The actual effectiveness of the Madman Theory is open to debate. But it’s easy to imagine that it least could have played a role in bringing the North Vietnamese back to the negotiating tables in late 1972 after the US unleashed Operation Linebacker II, which was the heaviest bombing campaign of the war directed against Hanoi and Haiphong. If Nixon was willing to go farther with that bombing than any American leader before and if he was mad (or at least unstable) who knows how much further he would be willing to go? The North Vietnamese very well may have decided not to find out.
Now the beauty of putting this theory into practice with a Trump Administration is that there would no need to feign or exaggerate the madness of the Commander in Chief. As Max Boot put it when I raised this possibility on Twitter yesterday:
In this case it wouldn't be a charade https://t.co/sEkmRdsP7M— Max Boot (@MaxBoot) February 10, 2016
No, the madness would be all too real and quite obvious for all to see. And no one would want to call President Trump’s bluff knowing full well that he wouldn’t hesitate to carry it out.
Imagine the potential power this would provide to a wily Secretary of State trying to convince other countries to come around to a position more favorable for the United States.
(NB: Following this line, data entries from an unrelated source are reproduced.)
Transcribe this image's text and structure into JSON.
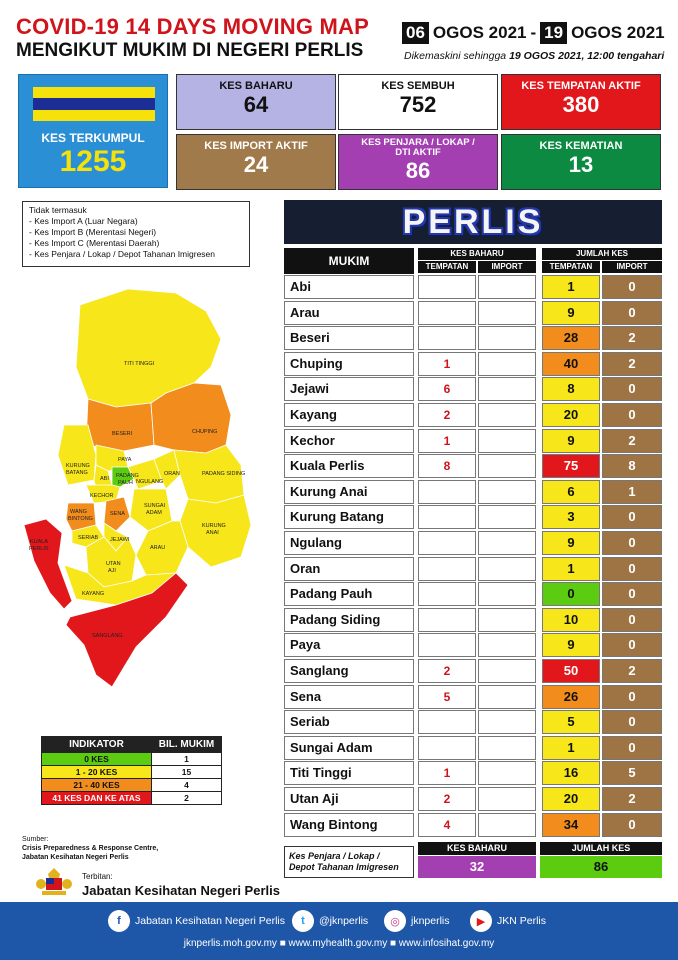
{
  "header": {
    "title": "COVID-19 14 DAYS MOVING MAP",
    "subtitle": "MENGIKUT MUKIM DI NEGERI PERLIS",
    "date_start_day": "06",
    "date_start_rest": "OGOS 2021",
    "date_sep": "-",
    "date_end_day": "19",
    "date_end_rest": "OGOS 2021",
    "updated_prefix": "Dikemaskini sehingga",
    "updated_value": "19 OGOS  2021, 12:00 tengahari"
  },
  "stats": {
    "terkumpul_label": "KES TERKUMPUL",
    "terkumpul_value": "1255",
    "baharu_label": "KES BAHARU",
    "baharu_value": "64",
    "sembuh_label": "KES SEMBUH",
    "sembuh_value": "752",
    "tempatan_label": "KES TEMPATAN AKTIF",
    "tempatan_value": "380",
    "import_label": "KES IMPORT AKTIF",
    "import_value": "24",
    "penjara_label_1": "KES PENJARA / LOKAP /",
    "penjara_label_2": "DTI AKTIF",
    "penjara_value": "86",
    "kematian_label": "KES KEMATIAN",
    "kematian_value": "13"
  },
  "note": {
    "title": "Tidak termasuk",
    "items": [
      "- Kes Import A (Luar Negara)",
      "- Kes Import B (Merentasi Negeri)",
      "- Kes Import C (Merentasi Daerah)",
      "- Kes Penjara / Lokap / Depot Tahanan Imigresen"
    ]
  },
  "map_labels": {
    "titi_tinggi": "TITI TINGGI",
    "beseri": "BESERI",
    "chuping": "CHUPING",
    "paya": "PAYA",
    "kurung_batang_1": "KURUNG",
    "kurung_batang_2": "BATANG",
    "abi": "ABI",
    "padang_pauh_1": "PADANG",
    "padang_pauh_2": "PAUH",
    "ngulang": "NGULANG",
    "oran": "ORAN",
    "padang_siding": "PADANG SIDING",
    "kechor": "KECHOR",
    "wang_bintong_1": "WANG",
    "wang_bintong_2": "BINTONG",
    "sena": "SENA",
    "sungai_adam_1": "SUNGAI",
    "sungai_adam_2": "ADAM",
    "kurung_anai_1": "KURUNG",
    "kurung_anai_2": "ANAI",
    "kuala_perlis_1": "KUALA",
    "kuala_perlis_2": "PERLIS",
    "seriab": "SERIAB",
    "jejawi": "JEJAWI",
    "arau": "ARAU",
    "utan_aji_1": "UTAN",
    "utan_aji_2": "AJI",
    "kayang": "KAYANG",
    "sanglang": "SANGLANG"
  },
  "indicator": {
    "header_1": "INDIKATOR",
    "header_2": "BIL. MUKIM",
    "rows": [
      {
        "label": "0 KES",
        "count": "1"
      },
      {
        "label": "1 - 20 KES",
        "count": "15"
      },
      {
        "label": "21 - 40 KES",
        "count": "4"
      },
      {
        "label": "41 KES DAN KE ATAS",
        "count": "2"
      }
    ]
  },
  "source": {
    "label": "Sumber:",
    "line1": "Crisis Preparedness & Response Centre,",
    "line2": "Jabatan Kesihatan Negeri Perlis",
    "terbitan": "Terbitan:",
    "org": "Jabatan Kesihatan Negeri Perlis"
  },
  "table": {
    "state": "PERLIS",
    "col_mukim": "MUKIM",
    "col_kes_baharu": "KES BAHARU",
    "col_jumlah_kes": "JUMLAH KES",
    "sub_tempatan": "TEMPATAN",
    "sub_import": "IMPORT",
    "rows": [
      {
        "mukim": "Abi",
        "baharu_tempatan": "",
        "baharu_import": "",
        "jumlah_tempatan": "1",
        "jumlah_import": "0",
        "color": "#f6e61a"
      },
      {
        "mukim": "Arau",
        "baharu_tempatan": "",
        "baharu_import": "",
        "jumlah_tempatan": "9",
        "jumlah_import": "0",
        "color": "#f6e61a"
      },
      {
        "mukim": "Beseri",
        "baharu_tempatan": "",
        "baharu_import": "",
        "jumlah_tempatan": "28",
        "jumlah_import": "2",
        "color": "#f28c1c"
      },
      {
        "mukim": "Chuping",
        "baharu_tempatan": "1",
        "baharu_import": "",
        "jumlah_tempatan": "40",
        "jumlah_import": "2",
        "color": "#f28c1c"
      },
      {
        "mukim": "Jejawi",
        "baharu_tempatan": "6",
        "baharu_import": "",
        "jumlah_tempatan": "8",
        "jumlah_import": "0",
        "color": "#f6e61a"
      },
      {
        "mukim": "Kayang",
        "baharu_tempatan": "2",
        "baharu_import": "",
        "jumlah_tempatan": "20",
        "jumlah_import": "0",
        "color": "#f6e61a"
      },
      {
        "mukim": "Kechor",
        "baharu_tempatan": "1",
        "baharu_import": "",
        "jumlah_tempatan": "9",
        "jumlah_import": "2",
        "color": "#f6e61a"
      },
      {
        "mukim": "Kuala Perlis",
        "baharu_tempatan": "8",
        "baharu_import": "",
        "jumlah_tempatan": "75",
        "jumlah_import": "8",
        "color": "#e2171c"
      },
      {
        "mukim": "Kurung Anai",
        "baharu_tempatan": "",
        "baharu_import": "",
        "jumlah_tempatan": "6",
        "jumlah_import": "1",
        "color": "#f6e61a"
      },
      {
        "mukim": "Kurung Batang",
        "baharu_tempatan": "",
        "baharu_import": "",
        "jumlah_tempatan": "3",
        "jumlah_import": "0",
        "color": "#f6e61a"
      },
      {
        "mukim": "Ngulang",
        "baharu_tempatan": "",
        "baharu_import": "",
        "jumlah_tempatan": "9",
        "jumlah_import": "0",
        "color": "#f6e61a"
      },
      {
        "mukim": "Oran",
        "baharu_tempatan": "",
        "baharu_import": "",
        "jumlah_tempatan": "1",
        "jumlah_import": "0",
        "color": "#f6e61a"
      },
      {
        "mukim": "Padang Pauh",
        "baharu_tempatan": "",
        "baharu_import": "",
        "jumlah_tempatan": "0",
        "jumlah_import": "0",
        "color": "#5ccc10"
      },
      {
        "mukim": "Padang Siding",
        "baharu_tempatan": "",
        "baharu_import": "",
        "jumlah_tempatan": "10",
        "jumlah_import": "0",
        "color": "#f6e61a"
      },
      {
        "mukim": "Paya",
        "baharu_tempatan": "",
        "baharu_import": "",
        "jumlah_tempatan": "9",
        "jumlah_import": "0",
        "color": "#f6e61a"
      },
      {
        "mukim": "Sanglang",
        "baharu_tempatan": "2",
        "baharu_import": "",
        "jumlah_tempatan": "50",
        "jumlah_import": "2",
        "color": "#e2171c"
      },
      {
        "mukim": "Sena",
        "baharu_tempatan": "5",
        "baharu_import": "",
        "jumlah_tempatan": "26",
        "jumlah_import": "0",
        "color": "#f28c1c"
      },
      {
        "mukim": "Seriab",
        "baharu_tempatan": "",
        "baharu_import": "",
        "jumlah_tempatan": "5",
        "jumlah_import": "0",
        "color": "#f6e61a"
      },
      {
        "mukim": "Sungai Adam",
        "baharu_tempatan": "",
        "baharu_import": "",
        "jumlah_tempatan": "1",
        "jumlah_import": "0",
        "color": "#f6e61a"
      },
      {
        "mukim": "Titi Tinggi",
        "baharu_tempatan": "1",
        "baharu_import": "",
        "jumlah_tempatan": "16",
        "jumlah_import": "5",
        "color": "#f6e61a"
      },
      {
        "mukim": "Utan Aji",
        "baharu_tempatan": "2",
        "baharu_import": "",
        "jumlah_tempatan": "20",
        "jumlah_import": "2",
        "color": "#f6e61a"
      },
      {
        "mukim": "Wang Bintong",
        "baharu_tempatan": "4",
        "baharu_import": "",
        "jumlah_tempatan": "34",
        "jumlah_import": "0",
        "color": "#f28c1c"
      }
    ],
    "penjara_label_1": "Kes Penjara / Lokap /",
    "penjara_label_2": "Depot Tahanan Imigresen",
    "penjara_baharu_label": "KES BAHARU",
    "penjara_baharu_value": "32",
    "penjara_jumlah_label": "JUMLAH KES",
    "penjara_jumlah_value": "86"
  },
  "footer": {
    "facebook": "Jabatan Kesihatan Negeri Perlis",
    "twitter": "@jknperlis",
    "instagram": "jknperlis",
    "youtube": "JKN Perlis",
    "url1": "jknperlis.moh.gov.my",
    "url2": "www.myhealth.gov.my",
    "url3": "www.infosihat.gov.my"
  }
}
“If I have to go back to President Trump and tell him we don’t have a deal, I don’t know what’s going to happen. You know how touchy he is. Would hate to think about what he might do if he got angry…”
And this wouldn’t have to be limited to countries we normally consider as antagonistic to American interests like North Korea, Iran, or Russia. The EU starts cracking down on American tech companies over privacy concerns?
”You got a real nice city here in Brussels. It’d be a shame if something were to happen to it.”
The possibilities for utilizing this in foreign policy are almost endless. Let’s get nuts.